Marketmind: COVID lockdowns may end but China is still sneezing
2022.05.16 10:36
People stand in front of a store in Beijing, China April 14, 2022. Picture taken April 14, 2022. REUTERS/Tingshu Wang/Files
A look at the day ahead in markets from Sujata Rao.
With swathes of China spending April under lockdown — 46 cities according to one estimate — it was inevitable that dining out, shopping, factory output and energy usage would all take big hits.
The dire data overshadowed announcements that some COVID curbs would be loosened. A Q2 economic contraction looks inevitable. What’s more, the 6.7% urban unemployment rate — the highest since 2018 — won’t escape the notice of authorities, wary of any kind of unrest.
So after a series of half-hearted measures, a decisive policy response might finally be unveiled on Friday, when the People’s Bank of China meets to decide benchmark loan prime rates.
The central bank will be wary however, of further weakness in the yuan, already near 20-month lows to the dollar, and the possible implications for inflation.

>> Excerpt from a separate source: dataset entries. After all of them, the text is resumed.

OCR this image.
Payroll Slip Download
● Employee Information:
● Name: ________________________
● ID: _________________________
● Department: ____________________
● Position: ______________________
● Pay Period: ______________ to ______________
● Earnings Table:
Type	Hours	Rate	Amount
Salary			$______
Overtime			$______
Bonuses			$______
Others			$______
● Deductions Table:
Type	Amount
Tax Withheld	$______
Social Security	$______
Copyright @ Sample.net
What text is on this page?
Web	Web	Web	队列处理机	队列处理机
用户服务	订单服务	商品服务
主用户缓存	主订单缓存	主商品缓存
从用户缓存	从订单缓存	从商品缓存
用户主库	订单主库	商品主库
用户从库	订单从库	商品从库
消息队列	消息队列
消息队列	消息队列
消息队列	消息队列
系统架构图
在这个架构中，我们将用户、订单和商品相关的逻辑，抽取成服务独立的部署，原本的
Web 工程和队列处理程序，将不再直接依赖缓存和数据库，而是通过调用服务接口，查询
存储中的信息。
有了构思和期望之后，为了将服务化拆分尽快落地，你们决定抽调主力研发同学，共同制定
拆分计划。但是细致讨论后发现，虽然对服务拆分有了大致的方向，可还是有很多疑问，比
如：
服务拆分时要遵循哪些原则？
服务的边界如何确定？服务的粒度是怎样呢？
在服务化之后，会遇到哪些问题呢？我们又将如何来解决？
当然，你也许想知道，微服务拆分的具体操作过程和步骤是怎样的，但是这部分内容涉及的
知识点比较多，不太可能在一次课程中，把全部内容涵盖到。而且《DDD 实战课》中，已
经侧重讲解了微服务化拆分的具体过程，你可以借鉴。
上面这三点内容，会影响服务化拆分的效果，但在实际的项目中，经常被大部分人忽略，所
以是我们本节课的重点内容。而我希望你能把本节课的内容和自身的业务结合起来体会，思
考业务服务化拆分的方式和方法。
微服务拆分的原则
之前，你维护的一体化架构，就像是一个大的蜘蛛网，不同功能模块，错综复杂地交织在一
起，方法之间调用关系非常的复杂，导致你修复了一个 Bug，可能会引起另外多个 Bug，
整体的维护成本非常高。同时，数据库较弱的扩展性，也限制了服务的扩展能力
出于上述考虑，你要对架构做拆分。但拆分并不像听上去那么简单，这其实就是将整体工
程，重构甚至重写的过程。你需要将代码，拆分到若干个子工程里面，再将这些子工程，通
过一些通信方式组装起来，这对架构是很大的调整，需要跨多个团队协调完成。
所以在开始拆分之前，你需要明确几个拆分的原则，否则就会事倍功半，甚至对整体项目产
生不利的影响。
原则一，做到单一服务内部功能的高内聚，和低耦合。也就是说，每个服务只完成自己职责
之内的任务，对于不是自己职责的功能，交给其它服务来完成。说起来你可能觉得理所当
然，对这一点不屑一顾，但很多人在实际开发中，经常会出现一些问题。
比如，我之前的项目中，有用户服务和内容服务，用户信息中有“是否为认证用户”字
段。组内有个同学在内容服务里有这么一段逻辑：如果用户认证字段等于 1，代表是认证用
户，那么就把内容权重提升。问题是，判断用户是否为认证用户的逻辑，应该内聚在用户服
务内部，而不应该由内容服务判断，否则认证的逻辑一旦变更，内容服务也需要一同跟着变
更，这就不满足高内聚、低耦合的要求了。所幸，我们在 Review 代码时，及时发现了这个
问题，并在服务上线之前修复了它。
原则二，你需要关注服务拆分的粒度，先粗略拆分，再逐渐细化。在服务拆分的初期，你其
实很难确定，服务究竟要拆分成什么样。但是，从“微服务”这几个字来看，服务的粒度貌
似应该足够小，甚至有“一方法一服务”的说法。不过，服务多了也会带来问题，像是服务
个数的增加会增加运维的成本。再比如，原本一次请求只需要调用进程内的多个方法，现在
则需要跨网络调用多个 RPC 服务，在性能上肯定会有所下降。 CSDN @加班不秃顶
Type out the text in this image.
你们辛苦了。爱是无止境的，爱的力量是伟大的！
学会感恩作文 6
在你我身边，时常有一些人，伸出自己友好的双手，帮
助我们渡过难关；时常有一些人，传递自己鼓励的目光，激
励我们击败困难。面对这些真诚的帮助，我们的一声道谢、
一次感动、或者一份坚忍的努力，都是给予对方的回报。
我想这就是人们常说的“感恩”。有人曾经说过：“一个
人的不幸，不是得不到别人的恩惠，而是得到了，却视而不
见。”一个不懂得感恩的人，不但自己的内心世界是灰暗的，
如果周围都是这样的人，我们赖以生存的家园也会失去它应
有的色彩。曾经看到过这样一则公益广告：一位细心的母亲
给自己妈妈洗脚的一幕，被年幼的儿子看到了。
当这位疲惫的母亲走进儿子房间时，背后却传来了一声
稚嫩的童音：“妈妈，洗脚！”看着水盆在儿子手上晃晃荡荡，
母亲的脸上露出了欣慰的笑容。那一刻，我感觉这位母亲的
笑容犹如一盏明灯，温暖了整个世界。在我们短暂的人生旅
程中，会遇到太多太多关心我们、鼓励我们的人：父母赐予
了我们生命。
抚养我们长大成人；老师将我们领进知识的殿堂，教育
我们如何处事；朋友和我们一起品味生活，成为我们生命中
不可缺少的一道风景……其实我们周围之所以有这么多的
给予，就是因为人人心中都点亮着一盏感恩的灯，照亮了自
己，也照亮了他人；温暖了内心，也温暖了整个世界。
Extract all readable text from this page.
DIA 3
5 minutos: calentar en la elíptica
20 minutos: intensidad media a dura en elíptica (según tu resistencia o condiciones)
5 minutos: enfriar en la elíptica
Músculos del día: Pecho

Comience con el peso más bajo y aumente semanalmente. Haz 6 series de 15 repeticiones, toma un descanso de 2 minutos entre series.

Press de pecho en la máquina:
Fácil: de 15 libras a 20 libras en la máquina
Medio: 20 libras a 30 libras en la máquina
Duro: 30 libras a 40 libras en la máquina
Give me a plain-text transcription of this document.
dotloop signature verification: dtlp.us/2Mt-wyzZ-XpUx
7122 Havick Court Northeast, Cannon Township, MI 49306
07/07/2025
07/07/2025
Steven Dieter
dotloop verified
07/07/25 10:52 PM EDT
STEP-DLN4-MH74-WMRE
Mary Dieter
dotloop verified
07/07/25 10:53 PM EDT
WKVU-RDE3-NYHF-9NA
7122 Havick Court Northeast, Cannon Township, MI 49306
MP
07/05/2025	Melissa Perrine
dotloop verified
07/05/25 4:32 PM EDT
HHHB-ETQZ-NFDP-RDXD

Brent crude futures slid around 1.5 % on Monday but remain firmly above $100 a barrel. But the data has extinguished the brief spark of optimism that lifted Wall Street on Friday, with equity futures and bond yields both lower. The China-reliant Australian dollar has shed 0.7%
The optimistic may point to this month’s near-30 basis-point slide in five-year inflation expectations alongside a fall in where markets price U.S. interest rates would peak. But some, such as Goldman Sachs (NYSE:GS)’ ex-CEO Lloyd Blankfein, reckon those may amount to warning signals; recession is “a very, very high risk factor,” Blankfein said on Sunday.
In any case, a Friday survey showing U.S. consumer sentiment at an 11-year low bodes ill for upcoming retail sales data.
Finally, last week’s big movers, crypto and Twitter (NYSE:TWTR). Bitcoin has slid a further 5% but Twitter shares — with an Elon Musk takeover now in balance — are up 1% in Frankfurt trade after Friday’s 10% tumble. Musk’s weekend tweets may not help; he said there was “some chance” over 90% of daily active users were fake accounts”.